After 14 months in combat zones, I found the base a frenzied but welcome sight. I was finally safe. I noticed that the varied conditions of our clothing were testaments to the radical differences in our ‘Nam experiences, from uniforms that were starched and pressed, belonging to the cologne-class of administrative scribes and paper-pushers, to those that were faded and torn as if worn the entire tour of duty, belonging to the more fetid caste of jungle combatants and their support teams. But the one commonality that unified everyone was the knowledge that we survived, we were going home, that against the odds we’d lived through the ‘Nam.
It was precisely then, when militarily I felt the most safe and secure, that I had my final and most consequential paranormal experience. I had been assigned a bunk on the barrack’s first floor, and was sound asleep when around two in the morning I woke suddenly to the voice of one of my oldest friends back in the States clearly and emphatically saying to me: ‘Roger, get out, and go to the bunker, now!!’ The urgency of her command was unmistakable, even though “the voice” I heard was not really a sound but more of a thought, a certainty, an instant of unspoken understanding. Suddenly I was in motion. Once outside, running in my shorts and T-shirt, I reached the bunker just as a rocket attack hit us, one of the missiles striking the hootch where I’d been sleeping, turning the structure into a burning pile of rubble. When I returned Stateside, my friend Susan told me that she had no conscious memory of having warned me, which I learned later is not unusual in reports of psychic life-and-death messaging.
Today, I don’t find these things troubling, and since that time fifty years ago I’ve had similar experiences in my life. Ishmael’s refrain in Melville’s Moby Dick, “I alone am escaped to tell thee,” even now often comes to mind. Needless to say, my military out-of-body experience, although confusing at the time, was life-changing. It was startling to realize, contrary to my cultural and religious upbringing, which speaks of individual spirituality in terms of souls and resurrected physical bodies, that my one self may actually inhabit two bodies, one physical and the other etheric or spiritual, a premise I learned later is common to most other non-monotheistic spiritual traditions, and may be closer to the truth than my own Christian one.

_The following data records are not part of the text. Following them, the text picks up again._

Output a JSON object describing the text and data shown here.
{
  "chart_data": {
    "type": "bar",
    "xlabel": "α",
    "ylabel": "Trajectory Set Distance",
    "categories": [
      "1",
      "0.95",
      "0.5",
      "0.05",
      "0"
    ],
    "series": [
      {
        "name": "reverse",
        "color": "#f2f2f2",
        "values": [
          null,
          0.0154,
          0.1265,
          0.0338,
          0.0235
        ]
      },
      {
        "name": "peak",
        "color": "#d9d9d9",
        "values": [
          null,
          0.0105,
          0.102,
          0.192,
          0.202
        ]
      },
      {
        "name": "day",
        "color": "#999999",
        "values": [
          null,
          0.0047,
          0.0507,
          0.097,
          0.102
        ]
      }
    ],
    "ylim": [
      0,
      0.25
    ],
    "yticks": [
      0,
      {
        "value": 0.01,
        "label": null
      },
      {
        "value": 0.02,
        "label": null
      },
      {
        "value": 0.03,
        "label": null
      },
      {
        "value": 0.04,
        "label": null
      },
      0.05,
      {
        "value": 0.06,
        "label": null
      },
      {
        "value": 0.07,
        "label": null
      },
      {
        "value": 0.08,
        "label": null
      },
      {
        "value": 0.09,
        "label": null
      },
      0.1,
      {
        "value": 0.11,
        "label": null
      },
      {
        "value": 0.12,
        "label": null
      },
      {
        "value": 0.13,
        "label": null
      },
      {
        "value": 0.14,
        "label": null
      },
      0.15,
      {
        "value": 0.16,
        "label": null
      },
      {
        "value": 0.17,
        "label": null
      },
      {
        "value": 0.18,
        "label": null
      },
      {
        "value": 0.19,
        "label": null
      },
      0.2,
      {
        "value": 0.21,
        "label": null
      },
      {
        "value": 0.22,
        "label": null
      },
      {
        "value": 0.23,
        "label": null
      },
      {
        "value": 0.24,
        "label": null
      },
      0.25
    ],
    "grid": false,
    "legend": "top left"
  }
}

My long-time college friend, a Lacanian psychoanalyst, who has had his own out-of-body and other anomalous experiences from early childhood, has been interdisciplinarily investigating these phenomena for more than forty years. His conclusion, contrary to most in his profession, is that they are objectively real. I now think the same, and after reading hundreds of similar accounts of out-of-body phenomena in clinical studies of veterans of the Vietnam and the Gulf Wars, I’m beginning to understand why it often takes decades to speak about such “crazy” experiences.
It’s all a puzzling and seductive memory to me now. Shakespeare, I think, got it right when, in the first act of Hamlet, he also spoke of ghosts, saying to his best friend: “There are more things in heaven and earth, Horatio, than are dreamt of in your philosophy.”
After military service in Vietnam, Roger Ellis pursued a professional career in California as actor, director, and acting coach with professional theatre companies and different universities. In Michigan he built a theatre program at one of the state universities, established a social issues program in theatre, and founded the state’s oldest and largest Shakespeare Festival that flourished for 27 years. As an arts scholar he has published seventeen books and dozens of articles in the arts field. He is currently retired as an Emeritus Professor and spends his time writing and fly fishing in Michigan.